= Boso triple junction =

Meeting point of the Okhotsk, Pacific, and Philippine Sea plates

Tectonic plates under Japan

Boso triple junction

The Boso triple junction (also known as off-Boso triple junction) is a triple junction off the coast of Japan; it is one of two known examples of a trench-trench-trench triple junction on the Earth (the other being the Banda Sea triple junction). It is the meeting point of the North American plate (represented by the Okhotsk plate) to the north, the Pacific plate to the east and the Philippine Sea plate to the south.

== Name origin ==
The Boso triple junction is named after the Bōsō Peninsula.

== Formation ==
It is formed from the junction of the Izu–Bonin–Mariana Arc where the Izu–Bonin Trench meets with the Japan Trench and the Sagami Trench.

== Risks ==
Located some 300 km from the Boso triple junction, Tokyo is subject to quakes and tsunamis generated from slips along this junction. Furthermore, there is a large populated region along the coast of the main island that would also be subject to damage.
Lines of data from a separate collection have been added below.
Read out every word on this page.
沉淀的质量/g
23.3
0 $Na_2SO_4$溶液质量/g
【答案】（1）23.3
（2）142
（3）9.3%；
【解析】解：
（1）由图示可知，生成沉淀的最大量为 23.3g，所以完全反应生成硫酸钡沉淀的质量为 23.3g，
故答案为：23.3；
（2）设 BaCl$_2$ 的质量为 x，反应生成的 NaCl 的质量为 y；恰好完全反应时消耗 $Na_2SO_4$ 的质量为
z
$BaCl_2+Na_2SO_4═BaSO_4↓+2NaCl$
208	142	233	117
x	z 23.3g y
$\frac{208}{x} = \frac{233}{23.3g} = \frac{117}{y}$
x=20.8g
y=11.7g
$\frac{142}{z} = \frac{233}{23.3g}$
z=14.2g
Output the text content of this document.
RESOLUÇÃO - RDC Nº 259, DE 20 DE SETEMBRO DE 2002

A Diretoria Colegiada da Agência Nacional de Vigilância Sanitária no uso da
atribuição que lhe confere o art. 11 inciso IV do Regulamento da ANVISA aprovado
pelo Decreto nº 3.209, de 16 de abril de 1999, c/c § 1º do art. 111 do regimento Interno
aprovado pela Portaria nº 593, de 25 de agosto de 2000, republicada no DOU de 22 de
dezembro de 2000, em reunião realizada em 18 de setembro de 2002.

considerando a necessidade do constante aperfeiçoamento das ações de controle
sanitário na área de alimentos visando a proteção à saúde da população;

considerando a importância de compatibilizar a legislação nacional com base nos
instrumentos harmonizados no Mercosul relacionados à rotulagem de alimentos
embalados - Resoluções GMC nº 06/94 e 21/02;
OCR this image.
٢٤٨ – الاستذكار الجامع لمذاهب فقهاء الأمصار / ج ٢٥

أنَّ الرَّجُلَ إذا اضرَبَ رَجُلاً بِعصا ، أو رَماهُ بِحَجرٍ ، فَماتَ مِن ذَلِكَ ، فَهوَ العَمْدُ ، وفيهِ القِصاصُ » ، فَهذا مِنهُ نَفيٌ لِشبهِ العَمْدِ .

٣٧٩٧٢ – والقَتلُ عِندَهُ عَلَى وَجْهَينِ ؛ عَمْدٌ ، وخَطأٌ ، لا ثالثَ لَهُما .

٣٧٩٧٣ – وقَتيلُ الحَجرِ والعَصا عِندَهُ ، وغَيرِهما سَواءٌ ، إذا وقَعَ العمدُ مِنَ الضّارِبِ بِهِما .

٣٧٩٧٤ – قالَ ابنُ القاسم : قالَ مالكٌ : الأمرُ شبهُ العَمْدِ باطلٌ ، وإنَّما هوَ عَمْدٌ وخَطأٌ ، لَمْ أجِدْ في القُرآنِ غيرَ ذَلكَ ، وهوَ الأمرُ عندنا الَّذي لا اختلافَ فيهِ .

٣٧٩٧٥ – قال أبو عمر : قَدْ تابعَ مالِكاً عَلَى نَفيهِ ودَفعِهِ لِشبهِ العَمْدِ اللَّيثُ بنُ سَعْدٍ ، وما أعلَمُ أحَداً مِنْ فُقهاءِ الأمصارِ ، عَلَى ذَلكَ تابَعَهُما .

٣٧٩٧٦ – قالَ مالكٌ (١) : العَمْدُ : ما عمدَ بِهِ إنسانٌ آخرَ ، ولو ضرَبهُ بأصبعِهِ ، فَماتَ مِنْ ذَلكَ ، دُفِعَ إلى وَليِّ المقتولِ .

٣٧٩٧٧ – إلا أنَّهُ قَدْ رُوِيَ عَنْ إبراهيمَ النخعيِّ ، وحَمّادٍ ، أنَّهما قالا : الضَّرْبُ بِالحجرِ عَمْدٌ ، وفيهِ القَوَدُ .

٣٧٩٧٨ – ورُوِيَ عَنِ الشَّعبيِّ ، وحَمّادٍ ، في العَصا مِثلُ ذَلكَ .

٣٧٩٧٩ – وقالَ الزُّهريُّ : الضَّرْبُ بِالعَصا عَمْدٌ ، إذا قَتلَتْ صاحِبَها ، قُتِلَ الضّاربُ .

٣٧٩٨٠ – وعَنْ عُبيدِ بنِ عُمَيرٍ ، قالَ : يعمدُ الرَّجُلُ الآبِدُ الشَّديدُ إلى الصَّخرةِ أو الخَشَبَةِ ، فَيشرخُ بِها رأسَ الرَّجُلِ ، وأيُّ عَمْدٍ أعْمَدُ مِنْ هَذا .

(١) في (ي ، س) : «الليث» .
This junction probably has the highest associated insurance risk in the world, due to its proximity to extensive urban development.

The Boso triple junction is only ~400 kilometers from the Mount Fuji triple junction.

The 2011 Tōhoku earthquake and tsunami were generated along the Japan trench well to the north of the junction and did not involve the other two trenches, although quakes that may have been aftershocks have been observed there.